June 1, 2012
Enhanced e-books can deter learning in children, study says
by Valerie Merians
New research from the Sesame Workshop’s Joan Ganz Cooney Center suggests that enhanced e-books negatively affect reading comprehension, according to this report at Digital Book World.
The report is the result of a study of 32 pairs of parents and children between the ages of three and six years old. The group was divided in half, with one half being given both print books and regular e-books, and the other half given print and enhanced e-books which had games and other interactive features.
Children’s reading comprehension between print books and regular e-books was about the same, according to the report. The real difference came with children who were read to from the enhanced e-readers. They remembered “significantly fewer narrative details than children who read the print version of the same story.” And, it was reported that, “both types of e-books, but especially the enhanced e-book, prompted more non-content related actions (e.g., behavior or device focused talk, pushing hands away) from children and parents than the print books.”
According to the report:
The study found that when enhanced e-books featured interactivity that wasn’t directly tied to the narrative or the text, it distracted both the children and parents from the story and thereby affected comprehension and retention.

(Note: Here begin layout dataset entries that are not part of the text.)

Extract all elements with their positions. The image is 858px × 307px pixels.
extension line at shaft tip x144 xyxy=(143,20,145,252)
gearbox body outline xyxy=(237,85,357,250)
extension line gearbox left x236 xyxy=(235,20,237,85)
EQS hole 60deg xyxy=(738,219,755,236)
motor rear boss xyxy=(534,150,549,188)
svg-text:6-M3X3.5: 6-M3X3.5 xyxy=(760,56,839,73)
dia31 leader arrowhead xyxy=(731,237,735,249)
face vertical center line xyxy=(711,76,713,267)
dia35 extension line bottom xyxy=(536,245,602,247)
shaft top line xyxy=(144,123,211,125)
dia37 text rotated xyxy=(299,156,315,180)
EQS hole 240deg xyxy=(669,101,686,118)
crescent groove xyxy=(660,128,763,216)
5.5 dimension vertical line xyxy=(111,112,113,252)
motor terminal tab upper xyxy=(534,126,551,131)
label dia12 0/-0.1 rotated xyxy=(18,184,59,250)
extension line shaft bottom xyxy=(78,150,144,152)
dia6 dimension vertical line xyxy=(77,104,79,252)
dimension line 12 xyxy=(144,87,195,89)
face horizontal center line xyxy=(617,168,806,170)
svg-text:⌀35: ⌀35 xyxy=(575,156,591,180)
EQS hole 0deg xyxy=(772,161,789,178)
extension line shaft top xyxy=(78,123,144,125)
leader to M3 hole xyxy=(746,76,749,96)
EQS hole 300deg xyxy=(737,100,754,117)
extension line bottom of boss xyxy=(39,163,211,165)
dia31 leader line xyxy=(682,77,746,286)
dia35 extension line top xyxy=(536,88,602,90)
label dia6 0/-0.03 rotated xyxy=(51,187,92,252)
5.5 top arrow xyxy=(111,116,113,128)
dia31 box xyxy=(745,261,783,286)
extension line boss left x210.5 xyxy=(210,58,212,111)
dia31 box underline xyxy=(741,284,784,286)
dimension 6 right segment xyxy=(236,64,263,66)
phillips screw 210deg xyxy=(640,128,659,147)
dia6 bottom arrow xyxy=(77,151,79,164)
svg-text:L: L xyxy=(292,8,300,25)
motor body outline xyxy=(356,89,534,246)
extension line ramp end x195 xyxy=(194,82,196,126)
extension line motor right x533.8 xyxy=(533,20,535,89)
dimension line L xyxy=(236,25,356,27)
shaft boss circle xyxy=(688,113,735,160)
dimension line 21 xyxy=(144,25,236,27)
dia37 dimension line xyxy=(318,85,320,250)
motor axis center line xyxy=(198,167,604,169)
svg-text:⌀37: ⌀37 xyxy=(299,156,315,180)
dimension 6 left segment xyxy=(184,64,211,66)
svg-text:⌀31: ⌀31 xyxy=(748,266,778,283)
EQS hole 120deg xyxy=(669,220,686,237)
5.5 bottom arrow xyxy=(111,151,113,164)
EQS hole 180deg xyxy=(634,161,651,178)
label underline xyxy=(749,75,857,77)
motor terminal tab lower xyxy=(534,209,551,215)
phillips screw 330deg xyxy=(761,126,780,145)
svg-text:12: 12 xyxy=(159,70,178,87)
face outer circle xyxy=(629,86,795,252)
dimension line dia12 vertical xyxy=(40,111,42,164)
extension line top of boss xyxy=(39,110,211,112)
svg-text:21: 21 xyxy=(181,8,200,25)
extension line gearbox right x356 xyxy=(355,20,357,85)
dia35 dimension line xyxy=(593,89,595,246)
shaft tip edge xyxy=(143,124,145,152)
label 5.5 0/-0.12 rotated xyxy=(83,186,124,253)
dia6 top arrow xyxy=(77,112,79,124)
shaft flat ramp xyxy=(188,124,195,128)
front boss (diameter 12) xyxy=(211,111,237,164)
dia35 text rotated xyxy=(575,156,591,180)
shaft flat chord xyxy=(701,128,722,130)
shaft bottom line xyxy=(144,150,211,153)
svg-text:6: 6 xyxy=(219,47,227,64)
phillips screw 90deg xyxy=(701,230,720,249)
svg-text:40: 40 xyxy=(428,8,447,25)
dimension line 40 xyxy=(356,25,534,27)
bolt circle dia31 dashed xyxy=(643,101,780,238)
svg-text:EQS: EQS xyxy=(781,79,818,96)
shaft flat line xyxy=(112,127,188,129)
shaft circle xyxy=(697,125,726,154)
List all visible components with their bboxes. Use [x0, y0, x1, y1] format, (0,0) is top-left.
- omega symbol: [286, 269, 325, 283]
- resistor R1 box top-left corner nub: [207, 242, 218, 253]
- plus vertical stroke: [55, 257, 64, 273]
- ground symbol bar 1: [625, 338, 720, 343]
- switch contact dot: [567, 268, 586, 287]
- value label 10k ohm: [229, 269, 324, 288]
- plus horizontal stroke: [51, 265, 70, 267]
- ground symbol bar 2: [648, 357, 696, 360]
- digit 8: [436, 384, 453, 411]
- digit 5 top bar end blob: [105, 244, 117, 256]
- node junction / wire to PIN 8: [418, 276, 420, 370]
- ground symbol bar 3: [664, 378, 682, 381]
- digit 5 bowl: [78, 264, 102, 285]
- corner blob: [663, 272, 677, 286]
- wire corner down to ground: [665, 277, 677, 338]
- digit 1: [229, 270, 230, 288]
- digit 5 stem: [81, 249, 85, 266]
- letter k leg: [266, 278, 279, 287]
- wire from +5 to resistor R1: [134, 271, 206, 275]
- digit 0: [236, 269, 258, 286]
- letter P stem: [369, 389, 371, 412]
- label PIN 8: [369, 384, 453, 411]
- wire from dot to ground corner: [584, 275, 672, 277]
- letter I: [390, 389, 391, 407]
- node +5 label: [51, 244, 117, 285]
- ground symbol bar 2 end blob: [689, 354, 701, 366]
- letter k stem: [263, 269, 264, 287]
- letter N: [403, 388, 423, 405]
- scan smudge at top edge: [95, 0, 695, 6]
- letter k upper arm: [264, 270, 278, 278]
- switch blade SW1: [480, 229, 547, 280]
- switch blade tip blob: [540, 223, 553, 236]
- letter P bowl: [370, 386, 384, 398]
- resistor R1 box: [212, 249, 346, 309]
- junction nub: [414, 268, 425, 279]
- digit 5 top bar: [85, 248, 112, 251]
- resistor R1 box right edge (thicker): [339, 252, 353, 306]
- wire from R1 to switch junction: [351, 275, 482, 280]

“Just to get kids engaged with books, enhanced e-books have their place,” said Cynthia Chiong, the lead researcher on the study. “If they want their children to work on reading skills or vocabulary, they may want to choose an e-book or enhanced e-book that is more literary focused.”
Publishers of children’s enhanced e-books who are concerned about the educational value of their products should try to limit the different kinds of interactivity in a book and try to tie the interactivity as much to the words on the pages as possible, said Lori Takeuchi, director of research at the Center.
The Center’s full report on their research will be published at the end of the summer, yet they view their study into children’s e-reading as still evolving. “We realize this is just a snapshot in time,” Takeuchi says. “Everything is in transition right now. IPads have only been around for a few years and these things will definitely shift.”
Valerie Merians is the co-founder and co-publisher of Melville House.